The Greenwich Historical Society’s exquisite current exhibition, An Eye to the East: The Inspiration of Japan, looks at the influence of Japanese art and culture in the late 19th and early 20th centuries with a special emphasis on the Cos Cob art colony. The contribution of Genjiro Yeto, who studied under John Henry Twachtman at the Art Students League in New York and spent part of each year from 1895 to 1901 at the Holley House, is explored; this gallery features a recent and important donation of his work to the Historical Society by his granddaughter Yukiko Tanaka. Here are photos of some items you will see including paintings, prints, photographs, carvings, ceramics and textiles.
In 1854 a treaty opened trade between the United States and Japan, a nation that had been closed until that point. Within a year, French artist Félix Bracquemond “discovered” the woodblock prints of Hokusai and circulated them among his Paris art circle.

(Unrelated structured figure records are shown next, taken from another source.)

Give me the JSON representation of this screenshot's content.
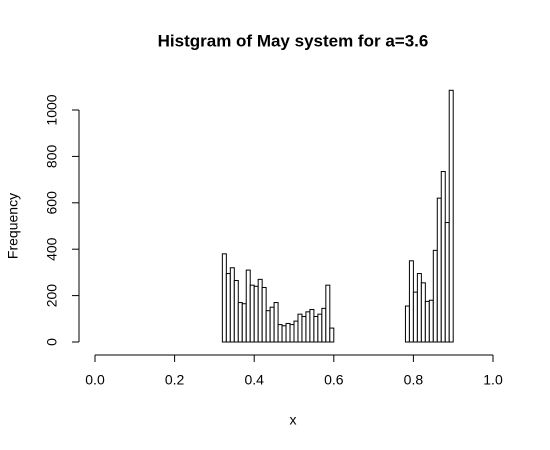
{
  "chart_data": {
    "type": "histogram",
    "title": "Histgram of May system for a=3.6",
    "x_label": "x",
    "y_label": "Frequency",
    "bins": [
      0,
      0.01,
      0.02,
      0.03,
      0.04,
      0.05,
      0.06,
      0.07,
      0.08,
      0.09,
      0.1,
      0.11,
      0.12,
      0.13,
      0.14,
      0.15,
      0.16,
      0.17,
      0.18,
      0.19,
      0.2,
      0.21,
      0.22,
      0.23,
      0.24,
      0.25,
      0.26,
      0.27,
      0.28,
      0.29,
      0.3,
      0.31,
      0.32,
      0.33,
      0.34,
      0.35,
      0.36,
      0.37,
      0.38,
      0.39,
      0.4,
      0.41,
      0.42,
      0.43,
      0.44,
      0.45,
      0.46,
      0.47,
      0.48,
      0.49,
      0.5,
      0.51,
      0.52,
      0.53,
      0.54,
      0.55,
      0.56,
      0.57,
      0.58,
      0.59,
      0.6,
      0.61,
      0.62,
      0.63,
      0.64,
      0.65,
      0.66,
      0.67,
      0.68,
      0.69,
      0.7,
      0.71,
      0.72,
      0.73,
      0.74,
      0.75,
      0.76,
      0.77,
      0.78,
      0.79,
      0.8,
      0.81,
      0.82,
      0.83,
      0.84,
      0.85,
      0.86,
      0.87,
      0.88,
      0.89,
      0.9,
      0.91,
      0.92,
      0.93,
      0.94,
      0.95,
      0.96,
      0.97,
      0.98,
      0.99,
      1
    ],
    "values": [
      0,
      0,
      0,
      0,
      0,
      0,
      0,
      0,
      0,
      0,
      0,
      0,
      0,
      0,
      0,
      0,
      0,
      0,
      0,
      0,
      0,
      0,
      0,
      0,
      0,
      0,
      0,
      0,
      0,
      0,
      0,
      0,
      380,
      295,
      320,
      265,
      170,
      165,
      310,
      245,
      240,
      270,
      235,
      135,
      150,
      170,
      75,
      70,
      80,
      75,
      90,
      120,
      110,
      130,
      140,
      110,
      120,
      145,
      245,
      60,
      0,
      0,
      0,
      0,
      0,
      0,
      0,
      0,
      0,
      0,
      0,
      0,
      0,
      0,
      0,
      0,
      0,
      0,
      155,
      350,
      215,
      295,
      255,
      175,
      180,
      395,
      620,
      735,
      515,
      1085,
      0,
      0,
      0,
      0,
      0,
      0,
      0,
      0,
      0,
      0
    ],
    "color": "#ffffff",
    "xlim": [
      0,
      1
    ],
    "xticks": [
      {
        "value": 0,
        "label": "0.0"
      },
      0.2,
      0.4,
      0.6,
      0.8,
      {
        "value": 1,
        "label": "1.0"
      }
    ],
    "ylim": [
      0,
      1000
    ],
    "yticks": [
      0,
      200,
      400,
      600,
      800,
      1000
    ]
  }
}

Their influence was immediate, and visiting Cos Cob artists John Henry Twachtman, J. Alden Weir and Childe Hassam all took note. Within a few years, a fascination with Japanese art and culture began to sweep Europe and, following the Civil War, the phenomenon took America by storm as well.
To find out more about the exhibition from the curator herself, Karen Frederick, listen to her podcast, originally broadcast on WGCH.
An Eye to the East: The Inspiration of Japan will run through February 26, 2017 at the Storehouse Gallery, Greenwich Historical Society, 39 Strickland Road, Cos Cob, CT 06807. Exhibition hours are from noon to 4:00 pm, Wednesday through Sunday. Regular admission is $10 for adults, $8 for seniors; admission is always free to members and children under 18 and free to all on the first Wednesday of each month.
“The Curator’s Eye” tours are offered on Wednesdays, Saturdays and Sundays at 12:15 pm. These informal, 20- to 30-minute docent-led gallery tours focus on exhibition highlights, themes and background stories that provide a framework for better understanding the art and objects on display.